The news article contained a captured tweet from Oklahoma’s Governor Mary Fallin. The tweet used the hashtag #okwx. I followed the tag to a real-time stream of comments, links and backyard photos of the tornadoes path.
Much has been written about Twitter and Facebook as a source of breaking news. I’m not sure I have much to add to that conversation, except “yes”.
I am struck by how far I have come from the way I used to get my news. I stopped watching televised news several years ago when the steady tide of breaking news became too much and overtaxed my nervous system. At that time, I trusted NPR to deliver the news I needed via radio. During times of national crisis or local emergency, I knew that NPR would prime me to pay attention where attention was warranted.
Late last year, I became obsessed with podcasts, which now occupy my entire commute to work and back again. I don’t watch TV news. I don’t habitually listen to radio news. I have stopped reading newspapers and really don’t even follow newspapers blogs or Twitter feeds. I am off the media news grid. And yet, I still keep informed.

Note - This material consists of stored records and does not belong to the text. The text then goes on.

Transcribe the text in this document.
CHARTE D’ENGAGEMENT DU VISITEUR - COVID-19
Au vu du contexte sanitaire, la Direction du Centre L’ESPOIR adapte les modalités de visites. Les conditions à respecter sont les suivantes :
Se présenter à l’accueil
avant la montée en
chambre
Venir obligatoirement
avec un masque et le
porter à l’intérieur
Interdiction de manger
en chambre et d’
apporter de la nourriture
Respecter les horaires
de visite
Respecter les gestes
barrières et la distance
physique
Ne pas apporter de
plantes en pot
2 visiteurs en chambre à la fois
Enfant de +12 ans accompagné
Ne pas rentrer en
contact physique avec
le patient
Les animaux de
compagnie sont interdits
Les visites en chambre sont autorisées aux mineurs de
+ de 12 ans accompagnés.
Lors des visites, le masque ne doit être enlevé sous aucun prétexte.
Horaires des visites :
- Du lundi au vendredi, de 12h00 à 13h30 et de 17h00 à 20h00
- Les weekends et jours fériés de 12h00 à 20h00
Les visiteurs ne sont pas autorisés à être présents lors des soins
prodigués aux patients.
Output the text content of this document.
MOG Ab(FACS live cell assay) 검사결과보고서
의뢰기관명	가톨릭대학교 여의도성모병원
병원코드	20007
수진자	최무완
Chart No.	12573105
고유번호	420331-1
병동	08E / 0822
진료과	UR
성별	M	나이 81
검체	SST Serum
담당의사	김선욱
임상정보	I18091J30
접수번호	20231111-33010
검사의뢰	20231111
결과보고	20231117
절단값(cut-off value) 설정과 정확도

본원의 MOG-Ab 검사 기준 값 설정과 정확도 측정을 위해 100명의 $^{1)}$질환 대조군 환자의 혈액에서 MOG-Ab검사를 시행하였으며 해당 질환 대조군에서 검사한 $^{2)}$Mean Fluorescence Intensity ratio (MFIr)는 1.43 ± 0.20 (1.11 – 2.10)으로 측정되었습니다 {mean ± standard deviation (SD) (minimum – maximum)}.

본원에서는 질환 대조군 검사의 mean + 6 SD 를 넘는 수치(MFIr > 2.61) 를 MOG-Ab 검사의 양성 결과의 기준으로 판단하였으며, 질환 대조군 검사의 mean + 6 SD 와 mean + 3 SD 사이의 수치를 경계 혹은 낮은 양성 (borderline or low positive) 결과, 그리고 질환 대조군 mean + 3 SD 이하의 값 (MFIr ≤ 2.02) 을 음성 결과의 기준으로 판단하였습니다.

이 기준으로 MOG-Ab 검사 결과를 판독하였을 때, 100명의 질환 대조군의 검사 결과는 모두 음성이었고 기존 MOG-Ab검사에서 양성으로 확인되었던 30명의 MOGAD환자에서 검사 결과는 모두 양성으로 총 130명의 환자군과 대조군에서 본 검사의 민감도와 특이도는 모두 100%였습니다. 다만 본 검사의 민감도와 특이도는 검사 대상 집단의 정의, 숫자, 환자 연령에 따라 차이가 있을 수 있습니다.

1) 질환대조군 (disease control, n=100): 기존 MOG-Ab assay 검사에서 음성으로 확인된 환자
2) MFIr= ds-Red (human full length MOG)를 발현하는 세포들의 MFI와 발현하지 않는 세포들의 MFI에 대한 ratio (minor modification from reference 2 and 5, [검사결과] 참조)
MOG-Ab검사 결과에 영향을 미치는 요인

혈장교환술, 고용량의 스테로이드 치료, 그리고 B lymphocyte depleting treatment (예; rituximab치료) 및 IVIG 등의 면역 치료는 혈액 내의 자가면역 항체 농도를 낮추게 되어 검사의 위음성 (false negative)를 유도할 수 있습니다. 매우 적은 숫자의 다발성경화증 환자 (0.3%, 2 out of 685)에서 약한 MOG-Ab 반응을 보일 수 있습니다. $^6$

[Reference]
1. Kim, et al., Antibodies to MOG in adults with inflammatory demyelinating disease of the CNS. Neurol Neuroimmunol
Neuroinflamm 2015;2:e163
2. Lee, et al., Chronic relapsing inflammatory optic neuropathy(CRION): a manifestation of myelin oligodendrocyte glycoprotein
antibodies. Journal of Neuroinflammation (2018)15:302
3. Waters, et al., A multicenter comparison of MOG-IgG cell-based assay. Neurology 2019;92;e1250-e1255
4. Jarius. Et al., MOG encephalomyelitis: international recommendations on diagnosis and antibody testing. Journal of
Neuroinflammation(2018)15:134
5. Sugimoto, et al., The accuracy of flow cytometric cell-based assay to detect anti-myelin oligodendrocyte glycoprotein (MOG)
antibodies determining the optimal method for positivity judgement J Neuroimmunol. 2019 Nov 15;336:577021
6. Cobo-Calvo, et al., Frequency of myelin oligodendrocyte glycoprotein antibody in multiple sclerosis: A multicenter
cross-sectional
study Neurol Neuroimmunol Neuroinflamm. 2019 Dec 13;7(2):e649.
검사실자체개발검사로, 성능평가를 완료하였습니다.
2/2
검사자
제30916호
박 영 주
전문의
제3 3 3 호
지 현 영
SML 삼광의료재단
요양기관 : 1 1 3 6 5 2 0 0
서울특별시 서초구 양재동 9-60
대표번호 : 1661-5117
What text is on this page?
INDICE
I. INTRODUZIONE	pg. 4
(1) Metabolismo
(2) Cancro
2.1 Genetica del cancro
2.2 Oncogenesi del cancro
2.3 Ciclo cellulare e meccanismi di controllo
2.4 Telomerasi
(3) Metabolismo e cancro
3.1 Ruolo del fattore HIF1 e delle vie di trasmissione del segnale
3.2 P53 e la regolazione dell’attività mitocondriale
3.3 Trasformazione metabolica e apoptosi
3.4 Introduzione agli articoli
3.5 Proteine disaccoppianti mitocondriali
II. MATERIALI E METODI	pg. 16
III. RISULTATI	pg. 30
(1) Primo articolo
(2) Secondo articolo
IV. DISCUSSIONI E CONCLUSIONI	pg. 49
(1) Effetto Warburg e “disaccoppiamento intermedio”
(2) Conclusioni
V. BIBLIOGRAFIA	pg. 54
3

I use news curation tools like Zite, Feedly and Flipboard to push important stories up to my attention. This keeps me relatively well-informed about day to day updates. I fill in the cracks with media podcasts like On the Media to help me make sense of larger trends and find stories I missed.
The gap here is breaking news. Today, for the first time, I realized that I trust my social networks to let me know when something big is going down, and that I am okay with that.
I don’t need to know every last detail as it becomes revealed. I don’t need to watch wreckage porn to know things are bad. I just want to know what is happening, what is being done to respond and what I can do to help.
I am really interested in how people discover, interpret and receive their news. I am especially interested in those patterns of behavior as information habits. Where do you get your news? How have your news habits changed? Comments are most welcome.
Keep the people of Oklahoma in your thoughts. They are going to need our help for many years to come.